A ransomware attack on a business associate of Blue Cross Blue Shield of Michigan has potentially compromised the protected health information (PHI) of some of its plan members. This is the second data breach that has affected members of Blue Cross Blue Shield of Michigan to be announced in the past month. The other breach involved a laptop computer containing the PHI of the plan members, which was stolen from another business associate. While the laptop was encrypted, the keys to decrypt data may have been compromised.

The most recent breach affected Austin, TX-based Wolverine Solutions Group: A vendor that provides business services to Blue Cross Blue Shield of Michigan and a number of healthcare customers.

The ransomware was installed on Wolverine solutions’ systems on September 23, 2018 and resulted in the encryption of files on its servers and workstations. Some of those files contained the PHI of plan members.

A third-party computer forensics company was called in to conduct a breach investigation but failed to find any evidence of data theft; still, data theft cannot be completely ruled out. The attacker potentially accessed or copied the following types of information: Demographic information, health plan contract numbers, and some health data. The Social Security numbers of some people may have been been compromised.

According to Databreaches.net, the data breach also affected other healthcare clients such as Molina Healthcare. Molina Healthcare notified 895 patients that some of their PHI was exposed as a result of the breach.

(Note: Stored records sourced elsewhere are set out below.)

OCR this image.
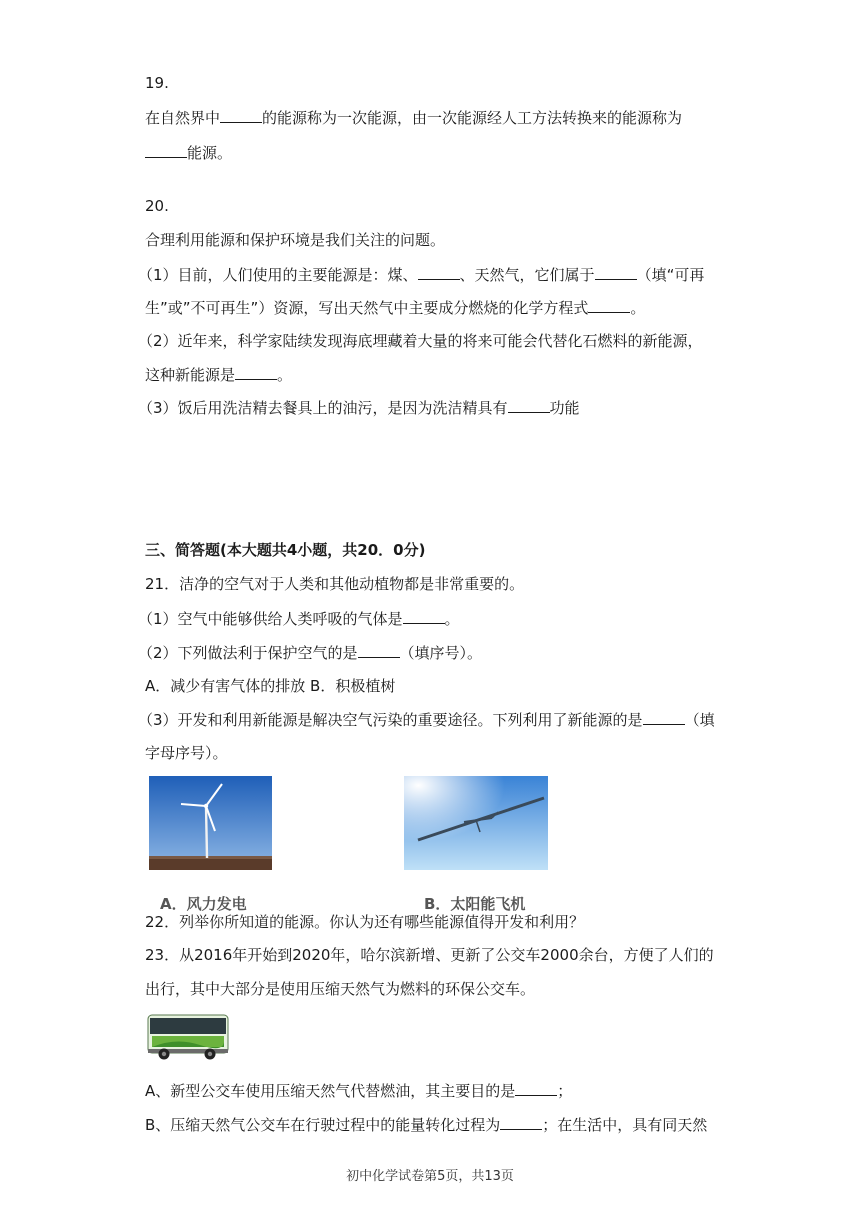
19.

在自然界中	的能源称为一次能源，由一次能源经人工方法转换来的能源称为

能源。

20.

合理利用能源和保护环境是我们关注的问题。

（1）目前，人们使用的主要能源是：煤、	、天然气，它们属于	（填“可再

生”或”不可再生”）资源，写出天然气中主要成分燃烧的化学方程式	。

（2）近年来，科学家陆续发现海底埋藏着大量的将来可能会代替化石燃料的新能源，

这种新能源是	。

（3）饭后用洗洁精去餐具上的油污，是因为洗洁精具有	功能

三、简答题(本大题共4小题，共20．0分)

21．洁净的空气对于人类和其他动植物都是非常重要的。

（1）空气中能够供给人类呼吸的气体是	。

（2）下列做法利于保护空气的是	（填序号）。

A．减少有害气体的排放 B．积极植树

（3）开发和利用新能源是解决空气污染的重要途径。下列利用了新能源的是	（填

字母序号）。

A．风力发电	B．太阳能飞机

22．列举你所知道的能源。你认为还有哪些能源值得开发和利用？

23．从2016年开始到2020年，哈尔滨新增、更新了公交车2000余台，方便了人们的

出行，其中大部分是使用压缩天然气为燃料的环保公交车。

A、新型公交车使用压缩天然气代替燃油，其主要目的是	；

B、压缩天然气公交车在行驶过程中的能量转化过程为	；在生活中，具有同天然

初中化学试卷第5页，共13页
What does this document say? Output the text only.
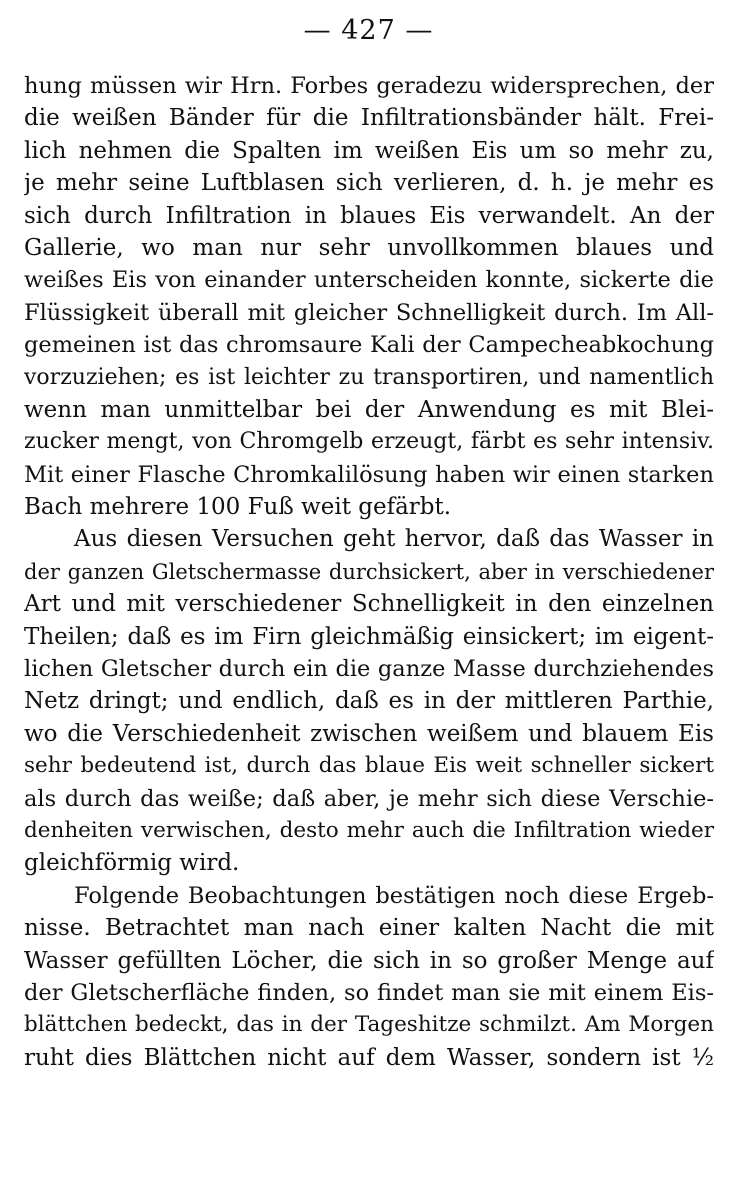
— 427 —
hung müssen wir Hrn. Forbes geradezu widersprechen, der
die weißen Bänder für die Infiltrationsbänder hält. Frei-
lich nehmen die Spalten im weißen Eis um so mehr zu,
je mehr seine Luftblasen sich verlieren, d. h. je mehr es
sich durch Infiltration in blaues Eis verwandelt. An der
Gallerie, wo man nur sehr unvollkommen blaues und
weißes Eis von einander unterscheiden konnte, sickerte die
Flüssigkeit überall mit gleicher Schnelligkeit durch. Im All-
gemeinen ist das chromsaure Kali der Campecheabkochung
vorzuziehen; es ist leichter zu transportiren, und namentlich
wenn man unmittelbar bei der Anwendung es mit Blei-
zucker mengt, von Chromgelb erzeugt, färbt es sehr intensiv.
Mit einer Flasche Chromkalilösung haben wir einen starken
Bach mehrere 100 Fuß weit gefärbt.
Aus diesen Versuchen geht hervor, daß das Wasser in
der ganzen Gletschermasse durchsickert, aber in verschiedener
Art und mit verschiedener Schnelligkeit in den einzelnen
Theilen; daß es im Firn gleichmäßig einsickert; im eigent-
lichen Gletscher durch ein die ganze Masse durchziehendes
Netz dringt; und endlich, daß es in der mittleren Parthie,
wo die Verschiedenheit zwischen weißem und blauem Eis
sehr bedeutend ist, durch das blaue Eis weit schneller sickert
als durch das weiße; daß aber, je mehr sich diese Verschie-
denheiten verwischen, desto mehr auch die Infiltration wieder
gleichförmig wird.
Folgende Beobachtungen bestätigen noch diese Ergeb-
nisse. Betrachtet man nach einer kalten Nacht die mit
Wasser gefüllten Löcher, die sich in so großer Menge auf
der Gletscherfläche finden, so findet man sie mit einem Eis-
blättchen bedeckt, das in der Tageshitze schmilzt. Am Morgen
ruht dies Blättchen nicht auf dem Wasser, sondern ist ½
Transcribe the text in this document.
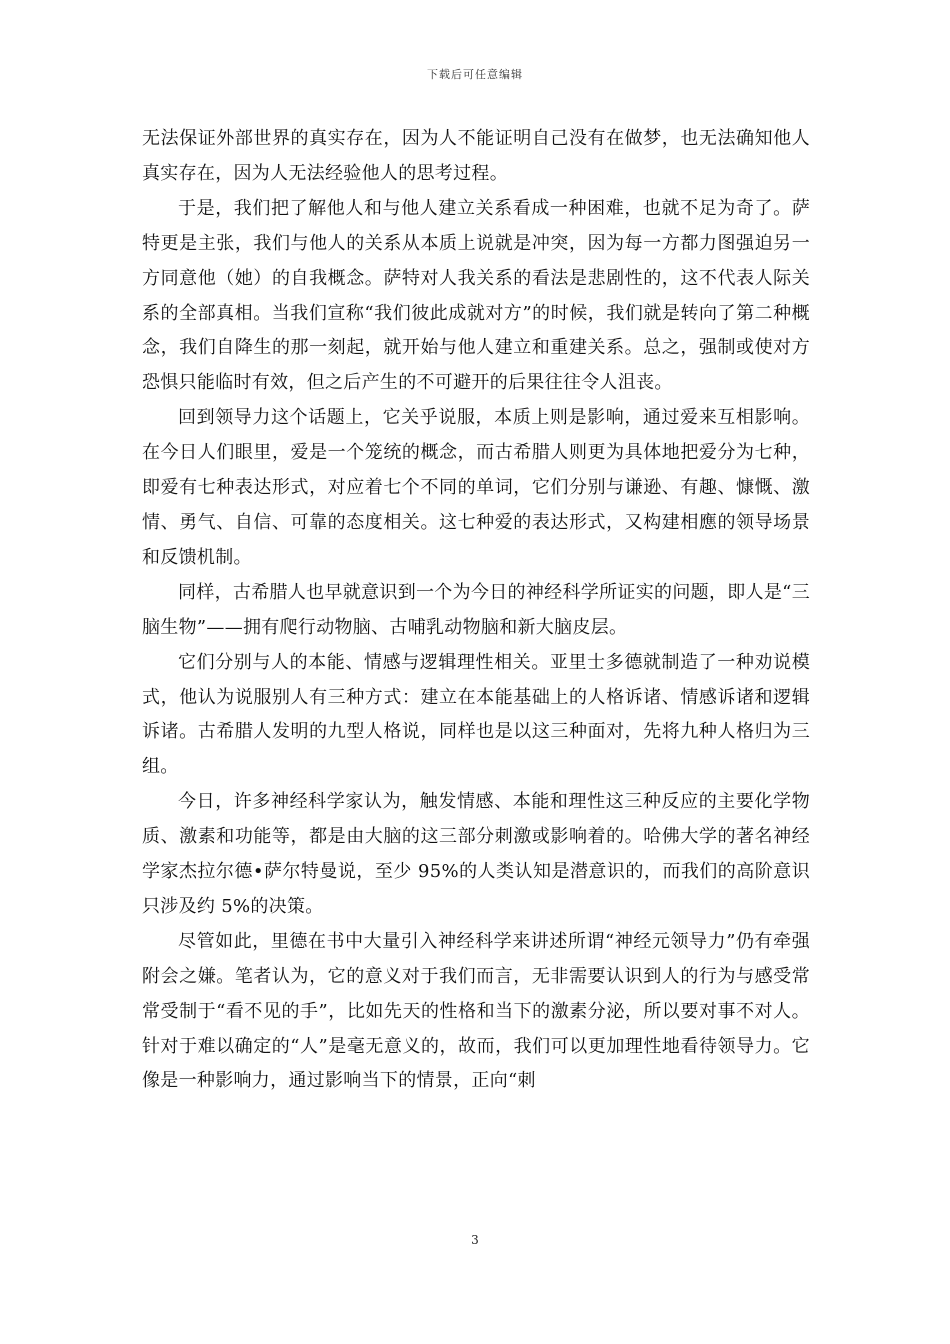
下载后可任意编辑

无法保证外部世界的真实存在，因为人不能证明自己没有在做梦，也无法确知他人真实存在，因为人无法经验他人的思考过程。

于是，我们把了解他人和与他人建立关系看成一种困难，也就不足为奇了。萨特更是主张，我们与他人的关系从本质上说就是冲突，因为每一方都力图强迫另一方同意他（她）的自我概念。萨特对人我关系的看法是悲剧性的，这不代表人际关系的全部真相。当我们宣称“我们彼此成就对方”的时候，我们就是转向了第二种概念，我们自降生的那一刻起，就开始与他人建立和重建关系。总之，强制或使对方恐惧只能临时有效，但之后产生的不可避开的后果往往令人沮丧。

回到领导力这个话题上，它关乎说服，本质上则是影响，通过爱来互相影响。在今日人们眼里，爱是一个笼统的概念，而古希腊人则更为具体地把爱分为七种，即爱有七种表达形式，对应着七个不同的单词，它们分别与谦逊、有趣、慷慨、激情、勇气、自信、可靠的态度相关。这七种爱的表达形式，又构建相應的领导场景和反馈机制。

同样，古希腊人也早就意识到一个为今日的神经科学所证实的问题，即人是“三脑生物”——拥有爬行动物脑、古哺乳动物脑和新大脑皮层。

它们分别与人的本能、情感与逻辑理性相关。亚里士多德就制造了一种劝说模式，他认为说服别人有三种方式：建立在本能基础上的人格诉诸、情感诉诸和逻辑诉诸。古希腊人发明的九型人格说，同样也是以这三种面对，先将九种人格归为三组。

今日，许多神经科学家认为，触发情感、本能和理性这三种反应的主要化学物质、激素和功能等，都是由大脑的这三部分刺激或影响着的。哈佛大学的著名神经学家杰拉尔德•萨尔特曼说，至少 95%的人类认知是潜意识的，而我们的高阶意识只涉及约 5%的决策。

尽管如此，里德在书中大量引入神经科学来讲述所谓“神经元领导力”仍有牵强附会之嫌。笔者认为，它的意义对于我们而言，无非需要认识到人的行为与感受常常受制于“看不见的手”，比如先天的性格和当下的激素分泌，所以要对事不对人。针对于难以确定的“人”是毫无意义的，故而，我们可以更加理性地看待领导力。它像是一种影响力，通过影响当下的情景，正向“刺

3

Wolverine Solutions has notified all individuals affected by the breach and has offered them one year of complimentary credit monitoring services. As per the policies of Blue Cross Blue Shield of Michigan, its members were offered two years of those services without charge.

Wolverine Solutions has taken steps to enhance security and has now transitioned to a new computer system that offers greater protection against ransomware attacks. All employees also underwent further training about the new security measures that have been put in place.